Republican Brian Kemp, the sitting secretary of state who did his level best to suppress and discourage high voter turnout, had earned 50.5 percent of the vote with all precincts reporting. That tally would give him just barely enough votes to avoid a runoff election. But Democrat Stacey Abrams, who received nearly 49 percent of the vote, had not yet conceded. Her campaign said that enough ballots remained to be counted in the heavily Democratic Atlanta metro area to drag Kemp below the 50 percent threshold and trigger a runoff election on Dec. 4th. (Libertarian Ted Metz, who joked about withdrawing from the race days before the election, received 36,000 votes, or 1 percent of the vote — enough to have pushed either major-party candidate over the majority threshold.)

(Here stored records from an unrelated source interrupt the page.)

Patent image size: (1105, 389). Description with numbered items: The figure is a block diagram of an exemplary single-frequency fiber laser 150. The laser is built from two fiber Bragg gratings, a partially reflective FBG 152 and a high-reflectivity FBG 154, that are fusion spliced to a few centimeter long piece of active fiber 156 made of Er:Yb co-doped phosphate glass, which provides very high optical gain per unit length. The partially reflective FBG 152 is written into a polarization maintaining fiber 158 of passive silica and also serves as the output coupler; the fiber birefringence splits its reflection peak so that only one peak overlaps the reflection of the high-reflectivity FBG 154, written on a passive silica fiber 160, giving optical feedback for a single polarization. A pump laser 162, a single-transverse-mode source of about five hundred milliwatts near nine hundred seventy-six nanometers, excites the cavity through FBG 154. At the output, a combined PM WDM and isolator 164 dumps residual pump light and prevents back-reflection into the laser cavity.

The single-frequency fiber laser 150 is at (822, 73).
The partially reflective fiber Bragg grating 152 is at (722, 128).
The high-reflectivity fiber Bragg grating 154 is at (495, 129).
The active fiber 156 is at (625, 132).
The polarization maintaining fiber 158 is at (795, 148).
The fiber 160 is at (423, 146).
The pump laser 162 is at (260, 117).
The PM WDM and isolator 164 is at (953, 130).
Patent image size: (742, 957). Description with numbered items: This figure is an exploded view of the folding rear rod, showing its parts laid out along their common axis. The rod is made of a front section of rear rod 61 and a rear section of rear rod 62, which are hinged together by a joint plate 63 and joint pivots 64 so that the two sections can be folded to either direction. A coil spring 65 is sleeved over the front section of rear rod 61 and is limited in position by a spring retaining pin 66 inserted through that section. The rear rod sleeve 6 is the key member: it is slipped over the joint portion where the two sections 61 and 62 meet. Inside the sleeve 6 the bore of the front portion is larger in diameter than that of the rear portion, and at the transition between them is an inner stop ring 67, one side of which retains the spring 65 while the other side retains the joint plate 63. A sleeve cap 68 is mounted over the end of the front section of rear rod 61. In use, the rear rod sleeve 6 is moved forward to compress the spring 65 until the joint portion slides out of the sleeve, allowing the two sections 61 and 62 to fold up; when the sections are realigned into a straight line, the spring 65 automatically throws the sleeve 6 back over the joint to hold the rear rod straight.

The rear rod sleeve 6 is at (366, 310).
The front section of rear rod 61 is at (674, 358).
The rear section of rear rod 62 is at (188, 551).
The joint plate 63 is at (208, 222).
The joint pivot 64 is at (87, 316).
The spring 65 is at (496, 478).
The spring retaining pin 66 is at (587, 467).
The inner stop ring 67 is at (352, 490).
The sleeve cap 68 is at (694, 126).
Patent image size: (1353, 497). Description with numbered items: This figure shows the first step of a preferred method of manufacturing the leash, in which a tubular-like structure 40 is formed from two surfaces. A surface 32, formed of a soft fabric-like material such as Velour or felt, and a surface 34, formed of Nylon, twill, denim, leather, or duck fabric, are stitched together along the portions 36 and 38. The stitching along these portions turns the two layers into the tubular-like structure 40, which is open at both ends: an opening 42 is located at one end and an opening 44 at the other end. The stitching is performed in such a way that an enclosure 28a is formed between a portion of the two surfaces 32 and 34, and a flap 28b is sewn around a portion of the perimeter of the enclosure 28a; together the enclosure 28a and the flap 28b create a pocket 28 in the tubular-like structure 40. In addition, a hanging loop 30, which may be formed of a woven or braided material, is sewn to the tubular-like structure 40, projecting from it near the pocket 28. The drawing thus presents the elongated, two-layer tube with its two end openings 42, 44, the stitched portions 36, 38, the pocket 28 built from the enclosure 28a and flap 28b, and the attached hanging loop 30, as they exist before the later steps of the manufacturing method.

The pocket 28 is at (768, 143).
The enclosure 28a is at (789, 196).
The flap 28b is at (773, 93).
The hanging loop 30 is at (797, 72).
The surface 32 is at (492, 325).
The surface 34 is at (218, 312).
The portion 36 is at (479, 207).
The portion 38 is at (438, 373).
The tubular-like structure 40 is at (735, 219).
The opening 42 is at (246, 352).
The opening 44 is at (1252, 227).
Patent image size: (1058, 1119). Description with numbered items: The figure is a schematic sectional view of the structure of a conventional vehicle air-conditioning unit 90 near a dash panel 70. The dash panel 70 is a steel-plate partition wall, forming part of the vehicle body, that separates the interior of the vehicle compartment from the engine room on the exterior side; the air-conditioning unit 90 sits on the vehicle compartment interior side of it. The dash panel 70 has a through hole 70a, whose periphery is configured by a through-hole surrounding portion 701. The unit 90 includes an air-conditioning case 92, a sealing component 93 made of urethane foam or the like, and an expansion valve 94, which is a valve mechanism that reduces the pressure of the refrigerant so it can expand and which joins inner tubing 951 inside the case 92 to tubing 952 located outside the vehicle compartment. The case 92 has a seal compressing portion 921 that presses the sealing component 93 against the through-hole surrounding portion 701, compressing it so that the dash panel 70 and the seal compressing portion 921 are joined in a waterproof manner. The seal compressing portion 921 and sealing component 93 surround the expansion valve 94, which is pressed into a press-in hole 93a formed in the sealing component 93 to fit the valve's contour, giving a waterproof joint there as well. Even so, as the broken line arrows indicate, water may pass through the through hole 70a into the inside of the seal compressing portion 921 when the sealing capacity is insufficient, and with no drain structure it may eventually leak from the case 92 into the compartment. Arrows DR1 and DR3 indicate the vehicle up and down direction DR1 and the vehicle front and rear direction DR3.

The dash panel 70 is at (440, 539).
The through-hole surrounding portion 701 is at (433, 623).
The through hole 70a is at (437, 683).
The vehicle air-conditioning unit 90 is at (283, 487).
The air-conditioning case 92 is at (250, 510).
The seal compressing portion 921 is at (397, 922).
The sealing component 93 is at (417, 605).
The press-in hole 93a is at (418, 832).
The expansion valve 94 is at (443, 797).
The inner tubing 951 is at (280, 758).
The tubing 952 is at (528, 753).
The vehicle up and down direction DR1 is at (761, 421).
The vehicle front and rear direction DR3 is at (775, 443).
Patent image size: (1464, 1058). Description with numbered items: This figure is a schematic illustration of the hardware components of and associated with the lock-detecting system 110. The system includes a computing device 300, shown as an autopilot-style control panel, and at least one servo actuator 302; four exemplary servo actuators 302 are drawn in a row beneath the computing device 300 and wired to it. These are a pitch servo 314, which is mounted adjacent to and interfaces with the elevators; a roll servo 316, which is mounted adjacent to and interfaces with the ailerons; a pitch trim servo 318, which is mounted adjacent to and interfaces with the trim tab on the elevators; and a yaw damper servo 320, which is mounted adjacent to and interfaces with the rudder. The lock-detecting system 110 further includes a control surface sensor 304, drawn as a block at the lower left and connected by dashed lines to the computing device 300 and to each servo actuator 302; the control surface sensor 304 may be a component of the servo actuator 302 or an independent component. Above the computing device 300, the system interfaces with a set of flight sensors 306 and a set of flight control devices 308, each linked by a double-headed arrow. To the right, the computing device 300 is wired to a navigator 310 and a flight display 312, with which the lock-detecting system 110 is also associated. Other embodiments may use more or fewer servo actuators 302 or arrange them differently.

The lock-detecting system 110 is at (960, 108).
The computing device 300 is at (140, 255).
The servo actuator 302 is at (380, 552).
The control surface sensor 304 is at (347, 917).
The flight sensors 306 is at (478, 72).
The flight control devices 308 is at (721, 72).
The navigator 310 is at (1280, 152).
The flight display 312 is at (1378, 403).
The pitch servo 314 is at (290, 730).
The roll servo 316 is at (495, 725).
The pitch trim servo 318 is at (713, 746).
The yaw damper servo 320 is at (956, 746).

“We believe our chance for a stronger Georgia is just within reach, but we cannot seize it until all voices are heard,” Abrams told her supporters in an Atlanta hotel on election night. “I promise you tonight we’re going to make sure that every vote is counted.”
Abrams, 44, became a national figure not long after her overwhelming July primary victory over Stacey Evans, a former Georgia state representative. The Mississippi native and former minority leader of Georgia’s state legislature drew support from Democratic stars like former President Barack Obama and Sen. Kamala Harris (D-CA), as well entertainment superstars such as Oprah Winfrey, Will Ferrell and Michael B. Jordan.
The historical significance of Abrams’ candidacy became a near-daily feature of the national conversation around the midterm elections. Likewise, as the suppression of non-white voters became one of the dominant topics of the 2018 midterms, the Georgia race became the fulcrum of that discussion. Abrams, a voting-rights activist, founded the New Georgia Project in 2014, aiming to get a “New American Majority” of young people, unmarried women and voters of color to register and cast ballots. Kemp faced numerous allegations of misusing his position as the state’s top elections official to improperly influence the election. Reports of dramatic voter purges and application suspensions plagued his campaign. Two weeks before the election, audio obtained by Rolling Stone revealed Kemp telling supporters at a ticketed event that the Abrams campaign’s voter turnout effort “continues to concern us, especially if everybody uses and exercises their right to vote.”
And in what many have deemed a “political stunt,” Kemp’s office launched an investigation into the Democratic Party of Georgia just two days before Election Day. His office alleged a “failed attempt to hack the state’s voter registration system” by a volunteer with the party. (This came about despite a federal lawsuit filed in August alleging that Kemp’s office — which denied federal assistance with election security during the 2016 election — had left more than 6 million voter records vulnerable to hackers.) In response to charges that the investigation was a stunt, Kemp told reporters on Monday that he was “not worried about how it looks.”
This story will be updated as more details emerge.